Device optimization and scaling properties of a gate-on-germanium source tunnel field-effect transistor

• A low-κ symmetric spacer and a high-κ gate dielectric result in better device performance.
• Device characteristics strongly depend upon the source doping due to the influence of inversion layer resistance.
• Moderate source doping yields optimum performance.
• Device performance degrades with gate length scaling.
• The effects of quantum confinements have been considered in the analysis.
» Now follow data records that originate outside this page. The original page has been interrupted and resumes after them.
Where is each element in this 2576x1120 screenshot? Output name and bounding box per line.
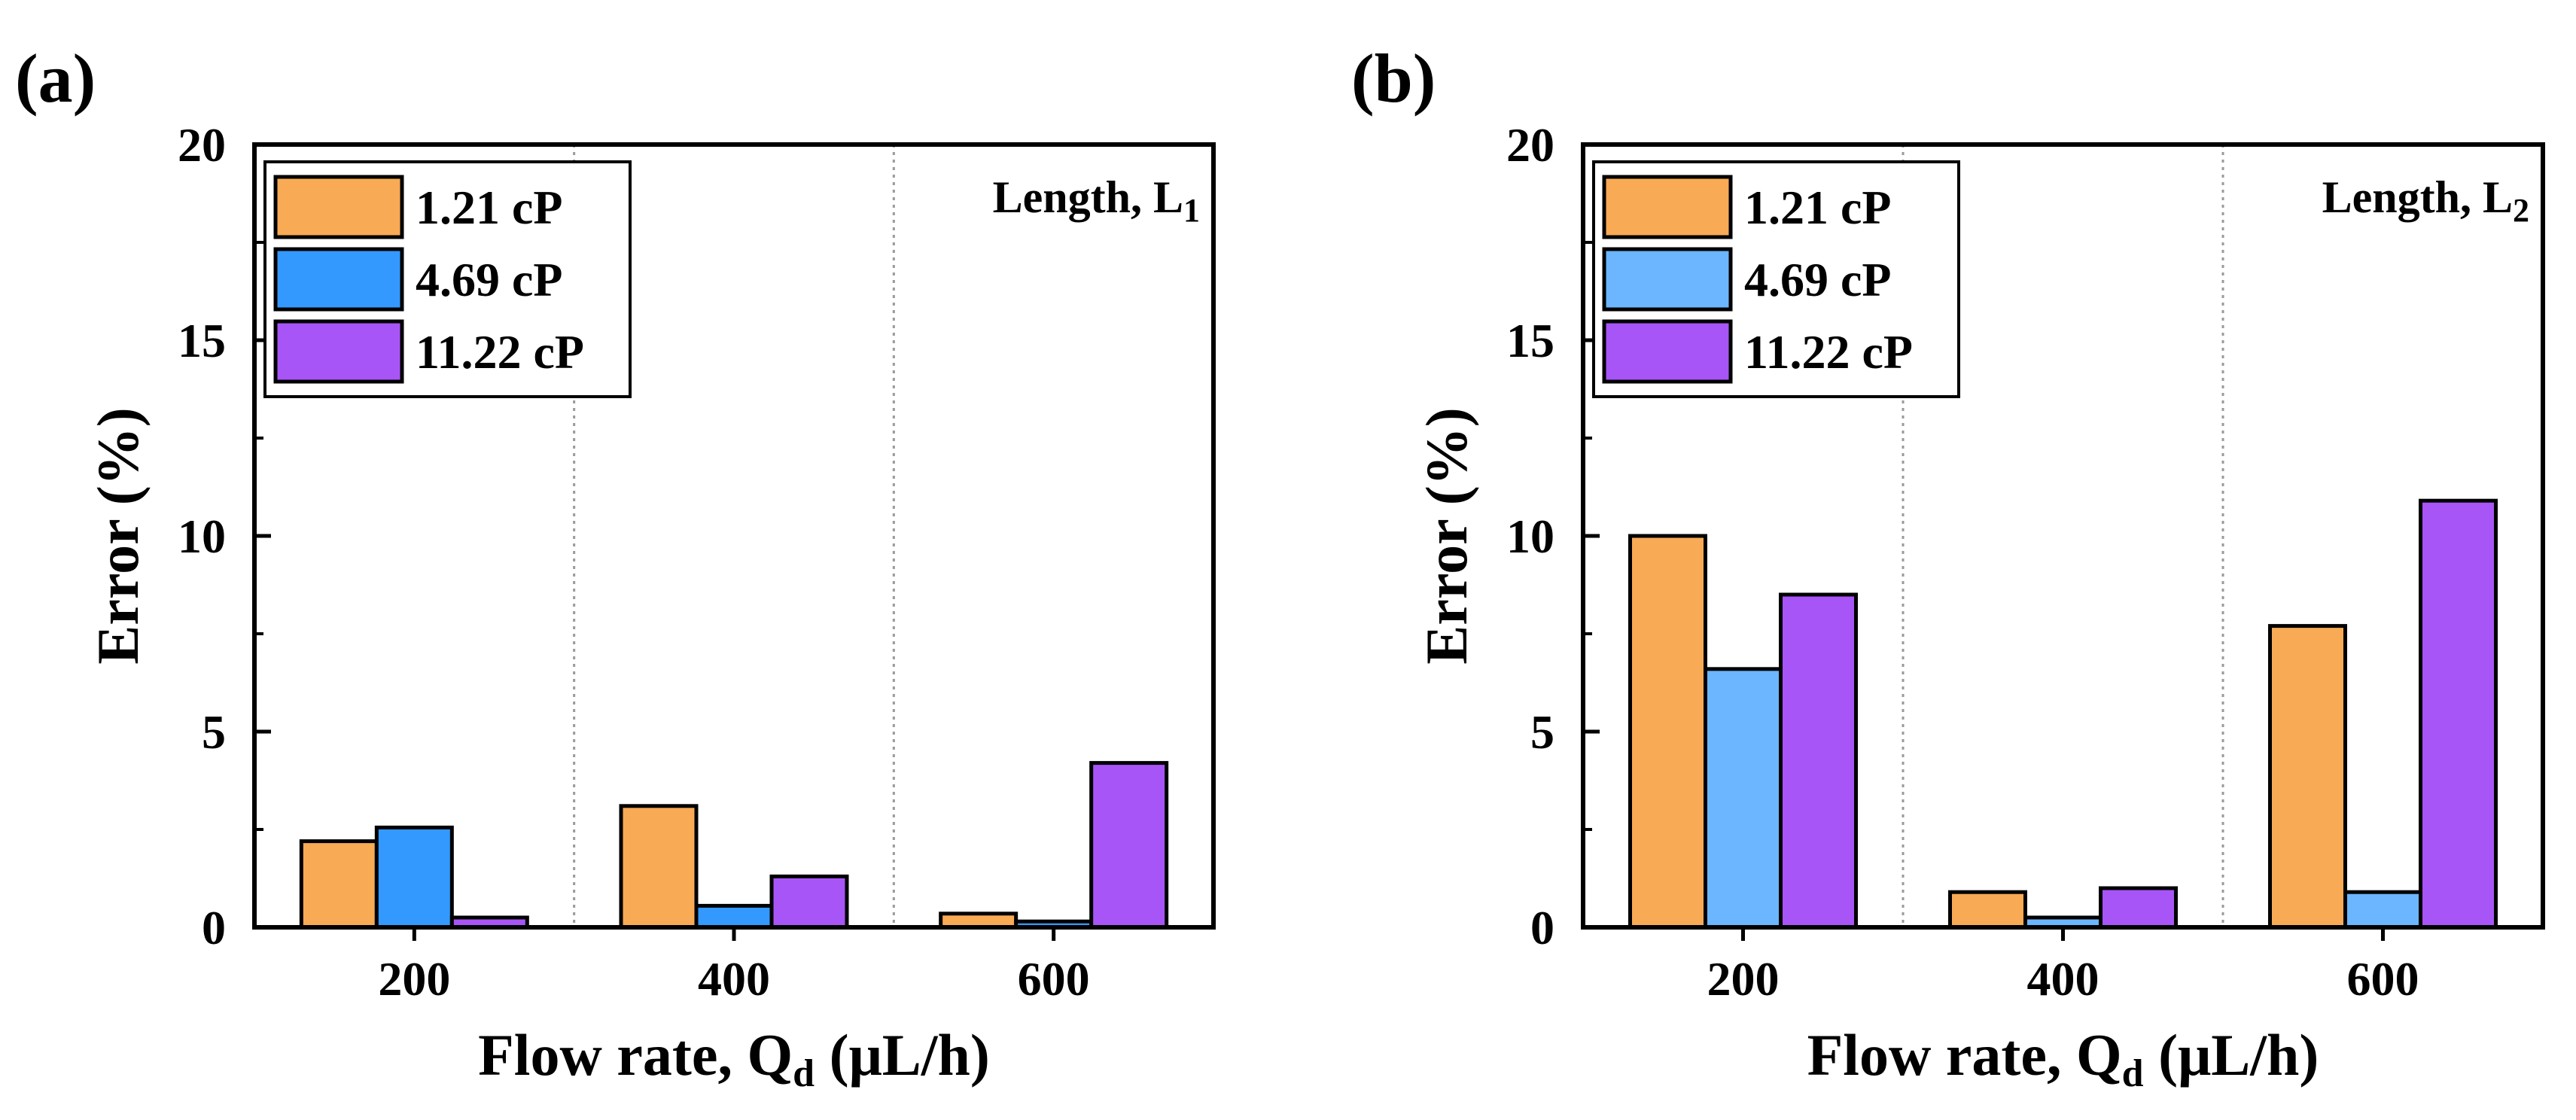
bar-1-21-cP-200 [299, 839, 379, 930]
legend-label: 11.22 cP [1744, 325, 1913, 379]
x-axis-title: Flow rate, Qd (μL/h) [1807, 1022, 2319, 1095]
length-annotation-subscript: 1 [1183, 192, 1200, 229]
y-tick-label: 15 [1506, 314, 1554, 367]
bar-4-69-cP-400 [694, 903, 774, 930]
y-tick-label: 0 [202, 901, 226, 954]
y-tick-label: 10 [178, 510, 226, 563]
x-axis-title-main: Flow rate, Q [1807, 1022, 2122, 1088]
panel-label: (a) [15, 40, 96, 117]
length-annotation: Length, L2 [2322, 172, 2529, 229]
bar-11-22-cP-400 [769, 874, 849, 930]
bar-1-21-cP-400 [619, 804, 699, 930]
length-annotation-main: Length, L [993, 172, 1183, 222]
x-tick-label: 200 [1707, 952, 1780, 1006]
legend-label: 1.21 cP [416, 181, 563, 234]
bar-1-21-cP-600 [2268, 624, 2347, 930]
bar-4-69-cP-200 [374, 825, 454, 930]
legend-label: 11.22 cP [416, 325, 584, 379]
legend: 1.21 cP 4.69 cP 11.22 cP [263, 160, 632, 398]
length-annotation-main: Length, L [2322, 172, 2513, 222]
x-axis-title: Flow rate, Qd (μL/h) [478, 1022, 990, 1095]
bar-11-22-cP-600 [1089, 761, 1169, 930]
legend-label: 1.21 cP [1744, 181, 1892, 234]
x-axis-title-subscript: d [793, 1052, 815, 1095]
legend-swatch [1602, 319, 1733, 384]
x-axis-title-unit: (μL/h) [2144, 1022, 2319, 1088]
y-tick-label: 10 [1506, 510, 1554, 563]
bar-11-22-cP-400 [2099, 886, 2178, 930]
bar-11-22-cP-200 [1779, 592, 1858, 930]
y-axis-title: Error (%) [85, 407, 151, 665]
y-axis-title: Error (%) [1414, 407, 1479, 665]
x-axis-title-unit: (μL/h) [815, 1022, 990, 1088]
y-tick-label: 5 [1530, 705, 1554, 759]
legend-swatch [273, 175, 404, 239]
y-tick-label: 20 [178, 118, 226, 172]
chart-panel-b: (b) 0 5 10 15 20 200 400 600 Flow rate, Qd (μL/h)… [1351, 40, 2545, 1095]
bar-4-69-cP-600 [2343, 890, 2422, 930]
y-tick-label: 20 [1506, 118, 1554, 172]
x-axis-title-main: Flow rate, Q [478, 1022, 793, 1088]
legend-swatch [273, 247, 404, 312]
length-annotation: Length, L1 [993, 172, 1200, 229]
x-tick-label: 600 [1018, 952, 1090, 1006]
x-axis-title-subscript: d [2122, 1052, 2144, 1095]
x-tick-label: 200 [378, 952, 450, 1006]
legend-swatch [1602, 247, 1733, 312]
legend: 1.21 cP 4.69 cP 11.22 cP [1592, 160, 1960, 398]
chart-panel-a: (a) 0 5 10 15 20 200 400 600 Flow rate, Qd (μL/h)… [15, 40, 1216, 1095]
x-tick-label: 600 [2347, 952, 2419, 1006]
legend-label: 4.69 cP [1744, 253, 1892, 306]
bar-11-22-cP-600 [2419, 498, 2498, 930]
bar-1-21-cP-400 [1948, 890, 2027, 930]
legend-swatch [273, 319, 404, 384]
x-tick-label: 400 [698, 952, 770, 1006]
y-tick-label: 5 [202, 705, 226, 759]
bar-1-21-cP-200 [1628, 534, 1707, 930]
bar-4-69-cP-200 [1704, 667, 1783, 930]
y-tick-label: 0 [1530, 901, 1554, 954]
y-tick-label: 15 [178, 314, 226, 367]
panel-label: (b) [1351, 40, 1436, 117]
legend-swatch [1602, 175, 1733, 239]
length-annotation-subscript: 2 [2513, 192, 2529, 229]
legend-label: 4.69 cP [416, 253, 563, 306]
x-tick-label: 400 [2027, 952, 2099, 1006]
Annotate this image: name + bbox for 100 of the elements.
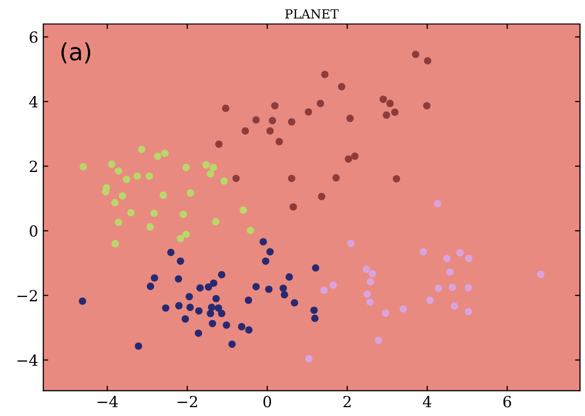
point bbox=[338, 83, 346, 90]
point bbox=[456, 249, 464, 256]
point bbox=[232, 174, 240, 182]
point bbox=[102, 188, 110, 196]
point bbox=[310, 306, 318, 314]
x-tick-label: 6 bbox=[503, 396, 512, 408]
y-tick-label: −4 bbox=[18, 354, 38, 366]
point bbox=[434, 200, 442, 208]
point bbox=[290, 203, 297, 211]
point bbox=[366, 278, 374, 286]
point bbox=[174, 275, 182, 283]
point bbox=[150, 210, 158, 217]
point bbox=[252, 282, 260, 290]
point bbox=[344, 155, 352, 163]
x-tick-label: 0 bbox=[263, 396, 272, 408]
point bbox=[240, 206, 247, 214]
point bbox=[330, 281, 337, 289]
point bbox=[242, 127, 249, 135]
point bbox=[212, 218, 220, 226]
point bbox=[265, 286, 273, 293]
y-tick-label: 4 bbox=[29, 96, 38, 108]
point bbox=[208, 304, 216, 312]
point bbox=[206, 170, 214, 178]
point bbox=[262, 257, 270, 265]
point bbox=[80, 163, 87, 170]
point bbox=[320, 286, 328, 294]
point bbox=[312, 264, 320, 272]
point bbox=[220, 177, 228, 185]
point bbox=[290, 299, 298, 306]
point bbox=[286, 273, 293, 281]
point bbox=[195, 307, 203, 315]
point bbox=[182, 230, 190, 238]
point bbox=[214, 304, 222, 312]
point bbox=[464, 308, 472, 316]
point bbox=[288, 174, 296, 182]
point bbox=[420, 248, 427, 256]
point bbox=[146, 223, 154, 231]
point bbox=[332, 174, 340, 182]
x-tick-label: −2 bbox=[178, 396, 198, 408]
point bbox=[305, 355, 313, 362]
chart-title: PLANET bbox=[285, 9, 339, 19]
point bbox=[114, 218, 122, 226]
x-tick-label: −4 bbox=[98, 396, 118, 408]
point bbox=[347, 240, 355, 248]
point bbox=[202, 161, 210, 169]
point bbox=[161, 150, 169, 157]
point bbox=[364, 290, 371, 298]
point bbox=[346, 114, 354, 122]
point bbox=[246, 226, 254, 234]
y-tick-label: 6 bbox=[30, 31, 38, 43]
point bbox=[450, 302, 458, 310]
point bbox=[194, 330, 202, 337]
point bbox=[366, 298, 374, 306]
point bbox=[146, 172, 153, 180]
x-tick-label: 2 bbox=[343, 396, 351, 408]
point bbox=[362, 266, 370, 273]
y-tick-label: −2 bbox=[18, 290, 37, 302]
point bbox=[391, 108, 399, 116]
point bbox=[537, 270, 544, 278]
point bbox=[446, 268, 454, 276]
point bbox=[311, 314, 319, 322]
point bbox=[465, 254, 472, 262]
point bbox=[138, 146, 146, 154]
point bbox=[150, 274, 158, 282]
point bbox=[304, 108, 312, 116]
point bbox=[114, 167, 122, 175]
y-tick-label: 0 bbox=[30, 225, 38, 237]
point bbox=[386, 100, 394, 108]
point bbox=[351, 152, 359, 160]
point bbox=[276, 138, 283, 146]
point bbox=[134, 172, 141, 180]
point bbox=[206, 310, 214, 318]
point bbox=[245, 326, 253, 334]
y-tick-label: 2 bbox=[30, 160, 37, 172]
point bbox=[271, 102, 279, 110]
point bbox=[134, 342, 142, 350]
x-tick-label: 4 bbox=[422, 396, 432, 408]
point bbox=[212, 294, 220, 302]
point bbox=[218, 310, 226, 318]
point bbox=[218, 271, 226, 278]
point bbox=[160, 192, 167, 199]
point bbox=[392, 175, 400, 182]
point bbox=[196, 284, 204, 292]
point bbox=[266, 248, 274, 256]
point bbox=[210, 164, 217, 172]
point bbox=[266, 127, 274, 135]
point bbox=[215, 140, 223, 148]
point bbox=[400, 305, 407, 313]
point bbox=[382, 309, 390, 317]
point bbox=[426, 296, 434, 304]
point bbox=[108, 160, 116, 168]
point bbox=[186, 304, 194, 312]
point bbox=[238, 323, 246, 330]
point bbox=[434, 284, 442, 292]
point bbox=[288, 118, 296, 126]
point bbox=[260, 238, 267, 246]
point bbox=[154, 152, 162, 160]
point bbox=[182, 164, 190, 172]
point bbox=[167, 248, 175, 256]
annotation: (a) bbox=[61, 42, 90, 64]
A gate-on-germanium source (GoGeS) tunnel field-effect transistor (TFET) shows great promise for low-power (sub-0.5 V) applications. A detailed investigation, with the help of a numerical device simulator, on the effects of variation in different structural parameters of a GoGeS TFET on its electrical performance is reported in this paper. Structural parameters such as κ-value of the gate dielectric, length and κ-value of the spacer, and doping concentrations of both the substrate and source are considered. A low-κ symmetric spacer and a high-κ gate dielectric are found to yield better device performance. The substrate doping influences only the p–i–n leakage floor. The source doping is found to significantly affect performance parameters such as OFF-state current, ON-state current and subthreshold swing, in addition to a threshold voltage shift. Results of the investigation on the gate length scaling of such devices are also reported in this paper.